Many moons ago, when I was copyeditor of my college newspaper, I noticed an enthusiastic insistence on using the word "perspective" in place of "prospective."
A recent online exploration revealed that nothing has changed.
I know what you're thinking:
Hey, they're just kids. They're still learning. Isn't that what college is for? So someone can teach them the right way to do it?That would be a fine argument, except it appears the grown-ups know no better.
If you enjoy suffering, I encourage you too take a look at
this rogue's gallery of similar grammatical affronts. I'd planned to post the whole thing here, but decided the image would take too long to load. Seriously.
We'll meet back here to console each other afterward.
One interesting anomaly is that, quite often, the offending phrase is only in the page title and/or filename.

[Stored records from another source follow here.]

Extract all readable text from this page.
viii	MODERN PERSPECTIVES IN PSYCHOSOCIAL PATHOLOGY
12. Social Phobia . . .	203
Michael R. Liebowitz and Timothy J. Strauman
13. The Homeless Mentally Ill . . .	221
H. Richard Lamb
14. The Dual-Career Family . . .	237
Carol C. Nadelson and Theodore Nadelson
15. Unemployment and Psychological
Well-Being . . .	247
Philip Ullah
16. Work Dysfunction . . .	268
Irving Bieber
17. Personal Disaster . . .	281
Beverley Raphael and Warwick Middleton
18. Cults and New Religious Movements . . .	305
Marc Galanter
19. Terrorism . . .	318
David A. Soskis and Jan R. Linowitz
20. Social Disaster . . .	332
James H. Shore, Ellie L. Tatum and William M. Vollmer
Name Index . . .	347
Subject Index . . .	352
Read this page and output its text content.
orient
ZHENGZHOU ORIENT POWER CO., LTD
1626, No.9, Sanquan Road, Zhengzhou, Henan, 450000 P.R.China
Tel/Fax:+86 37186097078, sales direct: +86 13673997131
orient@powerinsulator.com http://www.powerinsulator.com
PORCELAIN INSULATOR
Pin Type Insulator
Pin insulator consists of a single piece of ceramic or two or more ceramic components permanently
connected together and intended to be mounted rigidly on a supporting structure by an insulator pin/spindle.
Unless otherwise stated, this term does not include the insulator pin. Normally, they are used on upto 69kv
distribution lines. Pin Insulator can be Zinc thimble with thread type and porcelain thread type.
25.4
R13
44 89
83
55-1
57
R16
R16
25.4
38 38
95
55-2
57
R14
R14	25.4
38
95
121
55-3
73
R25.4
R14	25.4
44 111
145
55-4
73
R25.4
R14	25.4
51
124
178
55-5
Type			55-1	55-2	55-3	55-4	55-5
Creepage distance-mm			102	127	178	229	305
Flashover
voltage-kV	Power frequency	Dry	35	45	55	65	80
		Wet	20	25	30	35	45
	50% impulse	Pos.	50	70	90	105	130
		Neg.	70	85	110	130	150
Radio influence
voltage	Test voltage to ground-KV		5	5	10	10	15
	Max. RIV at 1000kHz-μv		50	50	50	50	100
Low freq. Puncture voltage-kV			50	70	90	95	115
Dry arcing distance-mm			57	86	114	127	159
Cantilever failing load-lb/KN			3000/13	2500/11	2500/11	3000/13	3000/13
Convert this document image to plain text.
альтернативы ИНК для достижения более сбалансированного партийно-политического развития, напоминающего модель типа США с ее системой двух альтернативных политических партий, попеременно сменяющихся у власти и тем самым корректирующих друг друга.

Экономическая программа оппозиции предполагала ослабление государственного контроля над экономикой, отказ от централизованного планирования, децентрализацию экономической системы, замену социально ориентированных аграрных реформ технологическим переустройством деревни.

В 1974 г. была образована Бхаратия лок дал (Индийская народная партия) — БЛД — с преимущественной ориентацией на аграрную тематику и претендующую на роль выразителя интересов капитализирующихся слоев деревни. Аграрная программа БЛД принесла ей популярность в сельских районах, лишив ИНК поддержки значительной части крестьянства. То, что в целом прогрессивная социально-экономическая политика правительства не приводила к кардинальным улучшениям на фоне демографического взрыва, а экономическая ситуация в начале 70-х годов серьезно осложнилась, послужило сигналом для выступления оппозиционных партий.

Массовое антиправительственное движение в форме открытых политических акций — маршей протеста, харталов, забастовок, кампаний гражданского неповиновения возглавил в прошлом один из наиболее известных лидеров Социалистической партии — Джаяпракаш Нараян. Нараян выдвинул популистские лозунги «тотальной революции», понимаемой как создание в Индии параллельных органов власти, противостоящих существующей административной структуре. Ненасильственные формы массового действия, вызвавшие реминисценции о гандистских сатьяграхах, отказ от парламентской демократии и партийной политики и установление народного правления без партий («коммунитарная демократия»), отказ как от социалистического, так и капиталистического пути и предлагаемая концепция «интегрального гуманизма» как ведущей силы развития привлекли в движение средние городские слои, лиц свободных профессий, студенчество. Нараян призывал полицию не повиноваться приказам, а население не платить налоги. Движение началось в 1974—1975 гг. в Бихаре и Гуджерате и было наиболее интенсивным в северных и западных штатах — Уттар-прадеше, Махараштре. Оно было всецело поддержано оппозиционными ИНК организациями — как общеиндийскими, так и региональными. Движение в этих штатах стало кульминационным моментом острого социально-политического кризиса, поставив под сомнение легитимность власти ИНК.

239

This suggests one of two possibilities:
1) Most coders don't know the difference between "perspective" and "prospective," even when it's right there in the page content;
or
2) Savvy college marketers deliberately plant the misspelling so the pages show up in search results. Why? Because they recognize that
no one knows the difference between "perspective" and "prospective" and may try searching on either one.
I'm not sure which option frightens me more.
Copyeditor General's ruling:
The only time I expect to see perspective students is when they're learning about horizon lines and vanishing points.